Nais API ¶

Nais API is a GraphQL API that allows programmatic access to the Nais platform.

The API is under active development. We may introduce breaking changes without prior notice.

By using the API during the beta period, you acknowledge and accept this risk.

Endpoint ¶

The API endpoint is available at https://console.nav.cloud.nais.io/graphql

Service Accounts ¶

Programmatic access to the API requires authentication via a service account. A service account is a non-human identity (also known as a machine user).

Service accounts can only be created and managed by team owners.

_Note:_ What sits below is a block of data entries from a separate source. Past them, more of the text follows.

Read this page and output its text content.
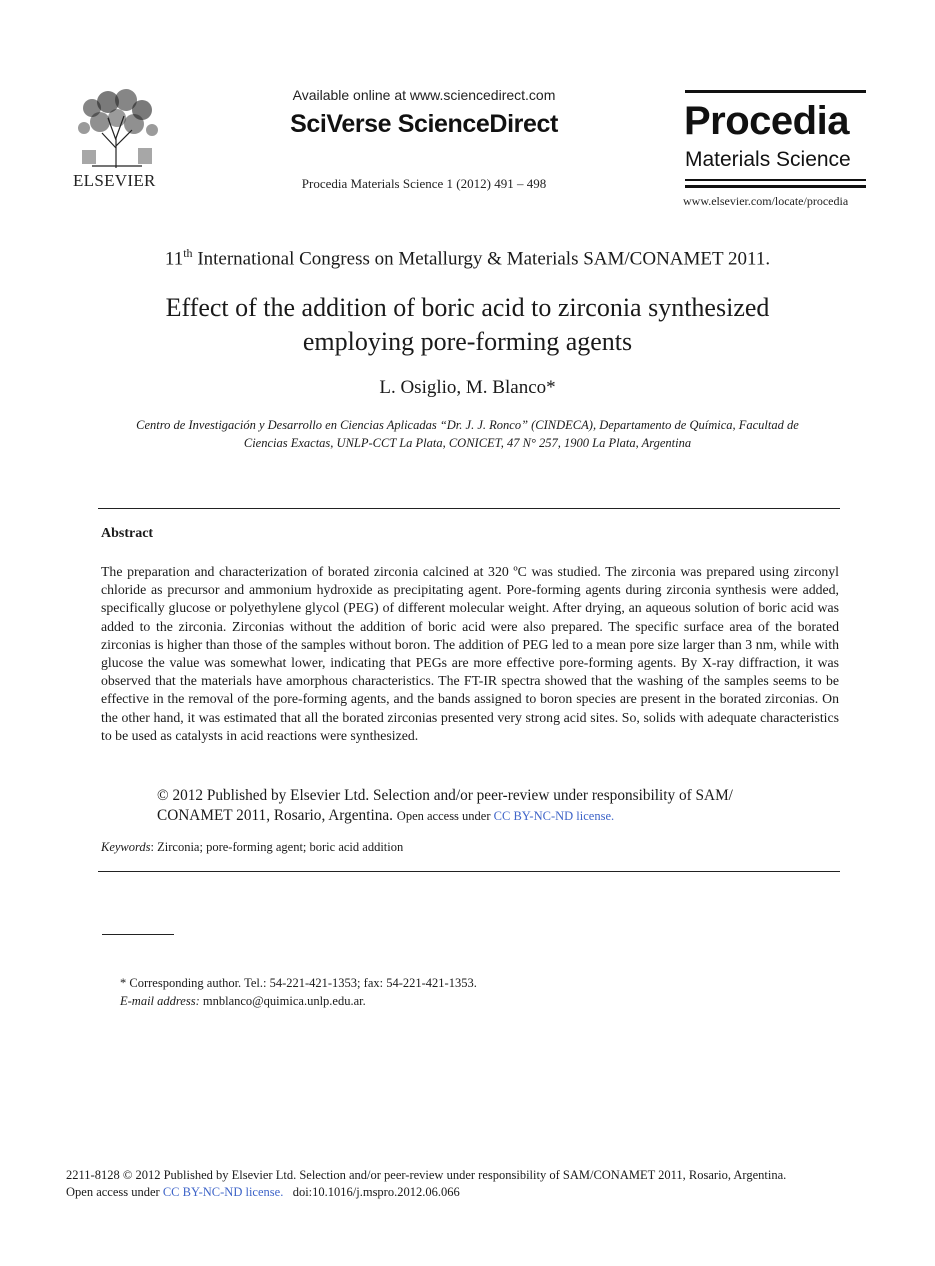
ELSEVIER
Available online at www.sciencedirect.com
SciVerse ScienceDirect
Procedia Materials Science 1 (2012) 491 – 498
Procedia
Materials Science
www.elsevier.com/locate/procedia
11th International Congress on Metallurgy & Materials SAM/CONAMET 2011.
Effect of the addition of boric acid to zirconia synthesized
employing pore-forming agents
L. Osiglio, M. Blanco*
Centro de Investigación y Desarrollo en Ciencias Aplicadas “Dr. J. J. Ronco” (CINDECA), Departamento de Química, Facultad de
Ciencias Exactas, UNLP-CCT La Plata, CONICET, 47 N° 257, 1900 La Plata, Argentina
Abstract
The preparation and characterization of borated zirconia calcined at 320 ºC was studied. The zirconia was prepared using zirconyl chloride as precursor and ammonium hydroxide as precipitating agent. Pore-forming agents during zirconia synthesis were added, specifically glucose or polyethylene glycol (PEG) of different molecular weight. After drying, an aqueous solution of boric acid was added to the zirconia. Zirconias without the addition of boric acid were also prepared. The specific surface area of the borated zirconias is higher than those of the samples without boron. The addition of PEG led to a mean pore size larger than 3 nm, while with glucose the value was somewhat lower, indicating that PEGs are more effective pore-forming agents. By X-ray diffraction, it was observed that the materials have amorphous characteristics. The FT-IR spectra showed that the washing of the samples seems to be effective in the removal of the pore-forming agents, and the bands assigned to boron species are present in the borated zirconias. On the other hand, it was estimated that all the borated zirconias presented very strong acid sites. So, solids with adequate characteristics to be used as catalysts in acid reactions were synthesized.
© 2012 Published by Elsevier Ltd. Selection and/or peer-review under responsibility of SAM/
CONAMET 2011, Rosario, Argentina. Open access under CC BY-NC-ND license.
Keywords: Zirconia; pore-forming agent; boric acid addition
* Corresponding author. Tel.: 54-221-421-1353; fax: 54-221-421-1353.
E-mail address: mnblanco@quimica.unlp.edu.ar.
2211-8128 © 2012 Published by Elsevier Ltd. Selection and/or peer-review under responsibility of SAM/CONAMET 2011, Rosario, Argentina.
Open access under CC BY-NC-ND license. doi:10.1016/j.mspro.2012.06.066
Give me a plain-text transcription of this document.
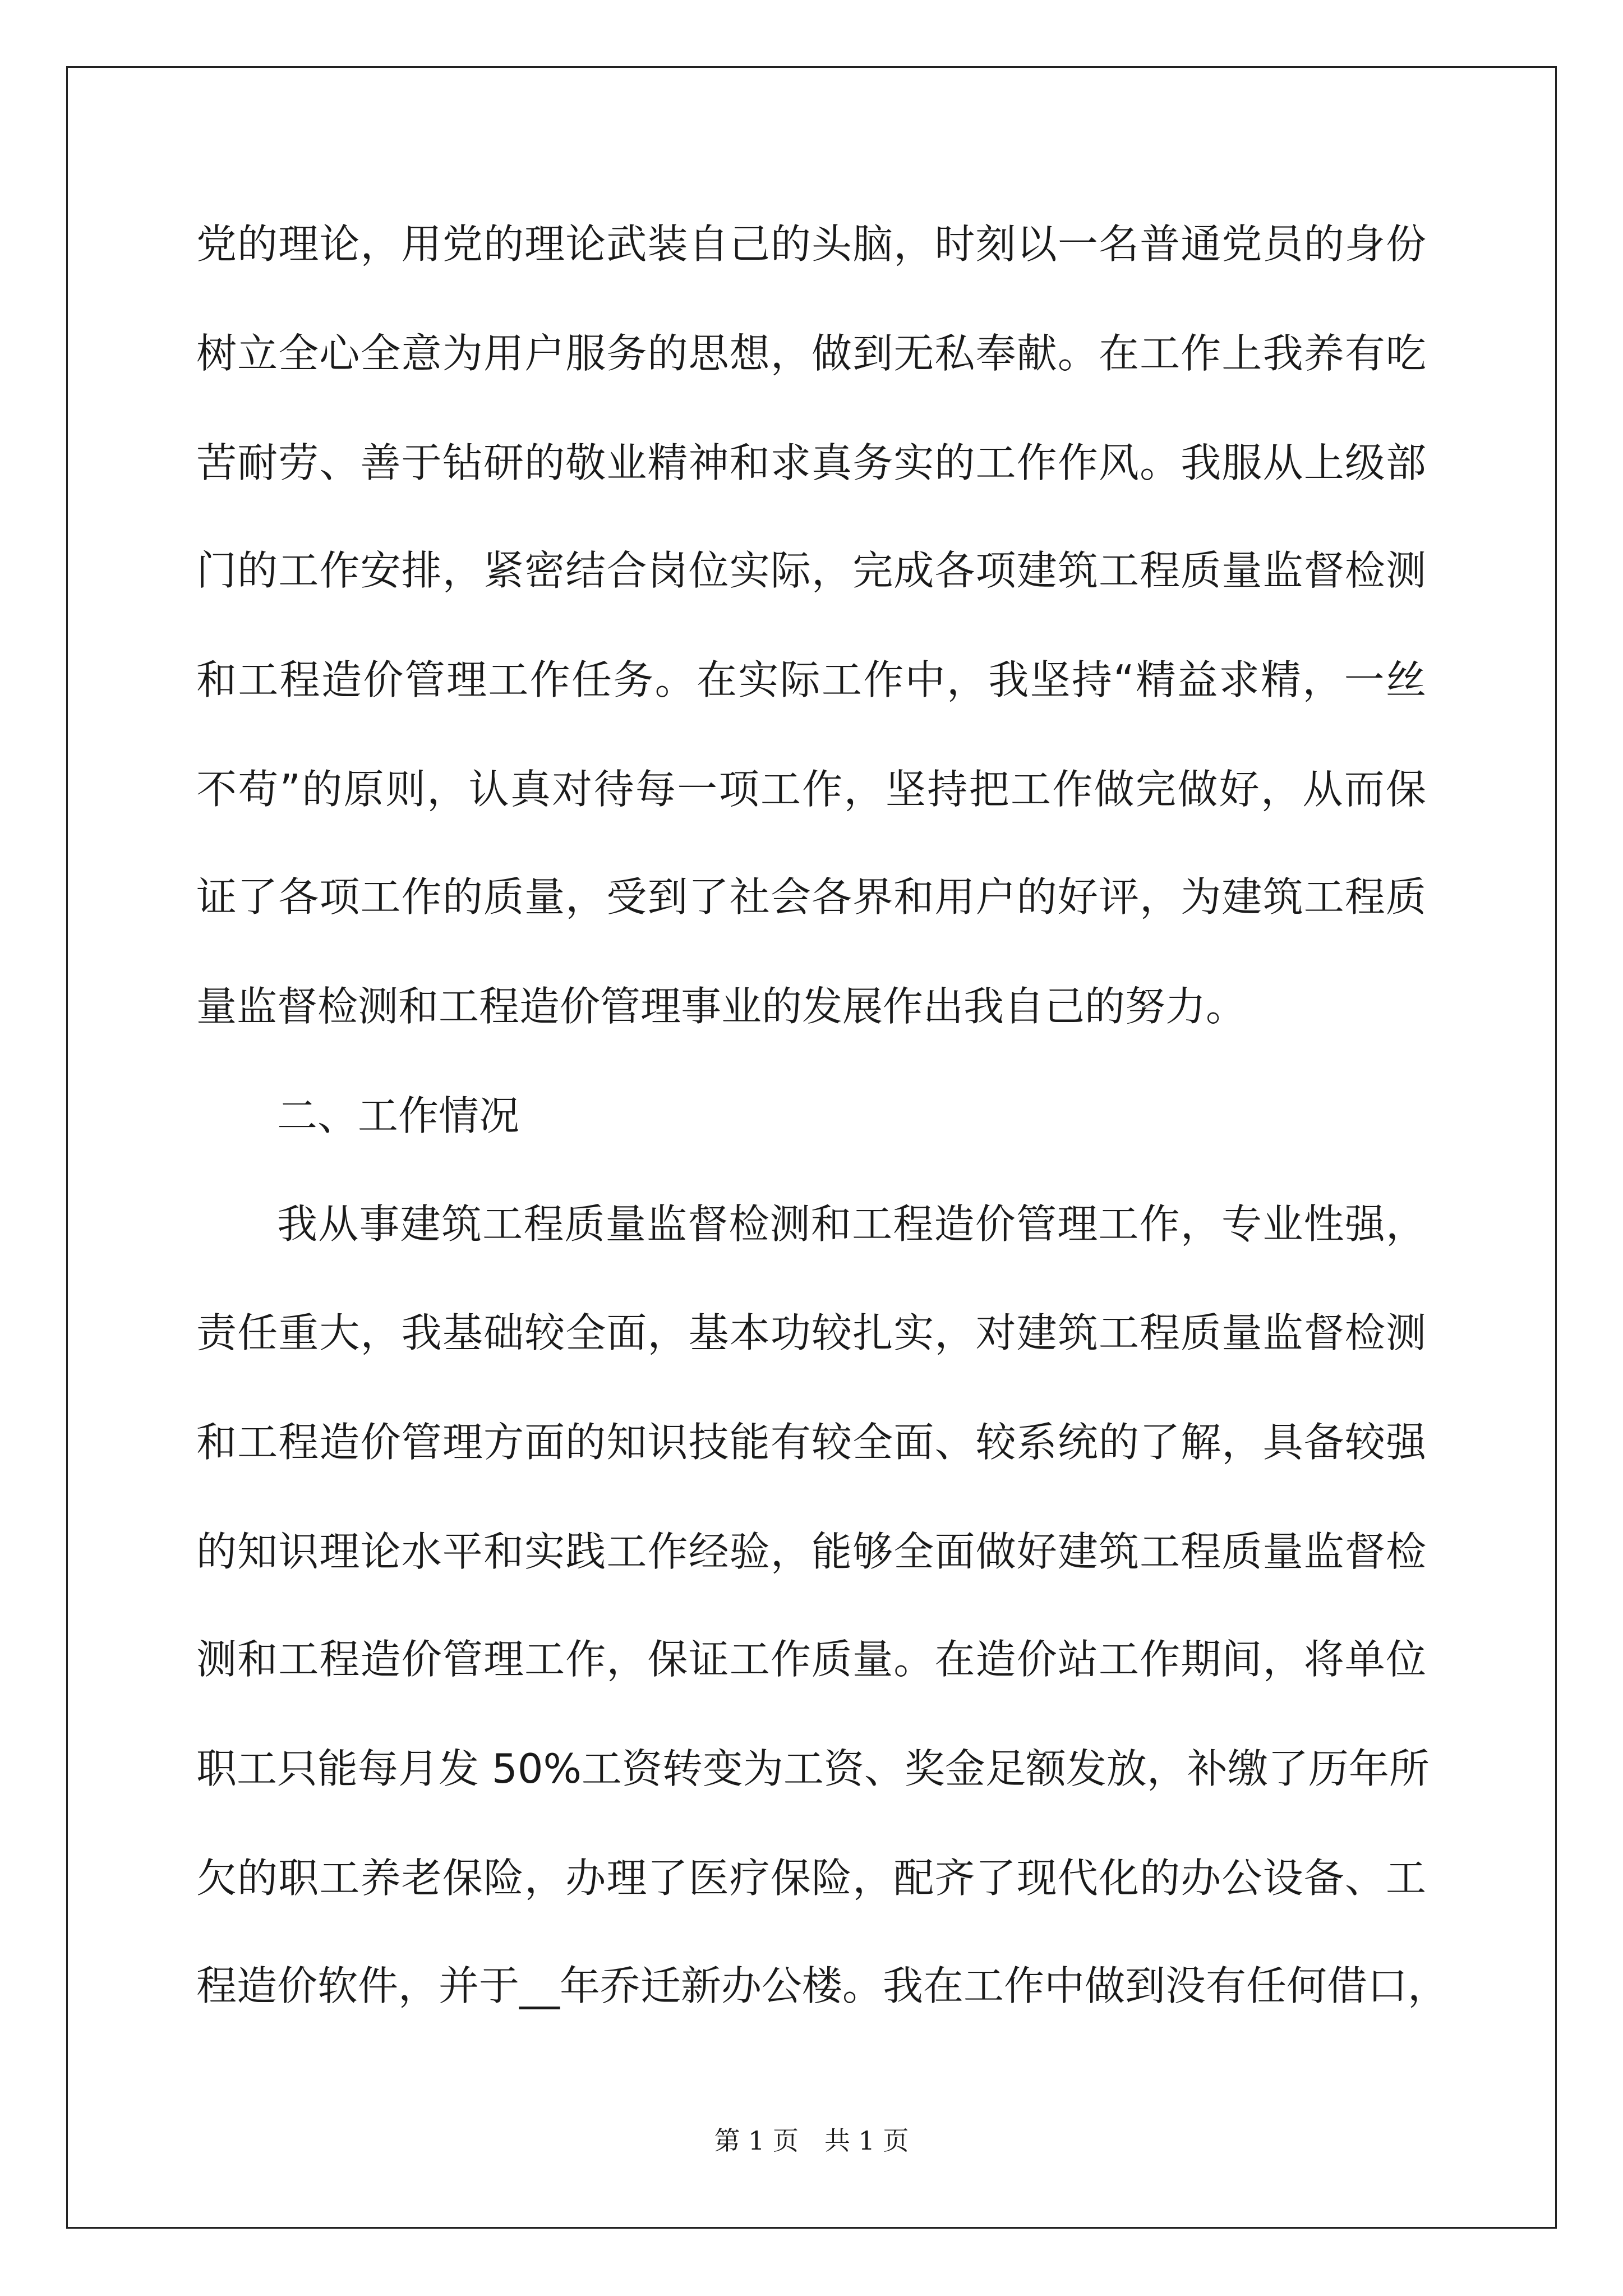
党的理论，用党的理论武装自己的头脑，时刻以一名普通党员的身份
树立全心全意为用户服务的思想，做到无私奉献。在工作上我养有吃
苦耐劳、善于钻研的敬业精神和求真务实的工作作风。我服从上级部
门的工作安排，紧密结合岗位实际，完成各项建筑工程质量监督检测
和工程造价管理工作任务。在实际工作中，我坚持“精益求精，一丝
不苟”的原则，认真对待每一项工作，坚持把工作做完做好，从而保
证了各项工作的质量，受到了社会各界和用户的好评，为建筑工程质
量监督检测和工程造价管理事业的发展作出我自己的努力。
二、工作情况
我从事建筑工程质量监督检测和工程造价管理工作，专业性强，
责任重大，我基础较全面，基本功较扎实，对建筑工程质量监督检测
和工程造价管理方面的知识技能有较全面、较系统的了解，具备较强
的知识理论水平和实践工作经验，能够全面做好建筑工程质量监督检
测和工程造价管理工作，保证工作质量。在造价站工作期间，将单位
职工只能每月发 50%工资转变为工资、奖金足额发放，补缴了历年所
欠的职工养老保险，办理了医疗保险，配齐了现代化的办公设备、工
程造价软件，并于__年乔迁新办公楼。我在工作中做到没有任何借口，
第 1 页　共 1 页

Create a Service Account ¶

To set up a service account, visit Nais Console:

Navigate to your team in Nais Console.
Go to the Settings page.
Click on the Service accounts tab.
Click the Create service account button.
Follow the prompts to create a new service account.
The Name of the service account should be a descriptive human-readable identifier, e.g. the name of your workload.
The Description should describe the service account's intended purpose, use case, or to provide additional context.

Roles ¶

All service accounts have read access to everything a human user has access to by default, except secrets.

You can optionally grant additional roles to the service account.

Authentication Methods ¶

There are two methods for service account authentication:

Workload bindings allows workloads (applications or jobs) running on Nais to authenticate as the service account by using short-lived identity tokens.
API tokens are static secret keys with an optional expiration date.

Prefer using workload bindings. Only use API tokens when you need to access the Nais API from outside Nais.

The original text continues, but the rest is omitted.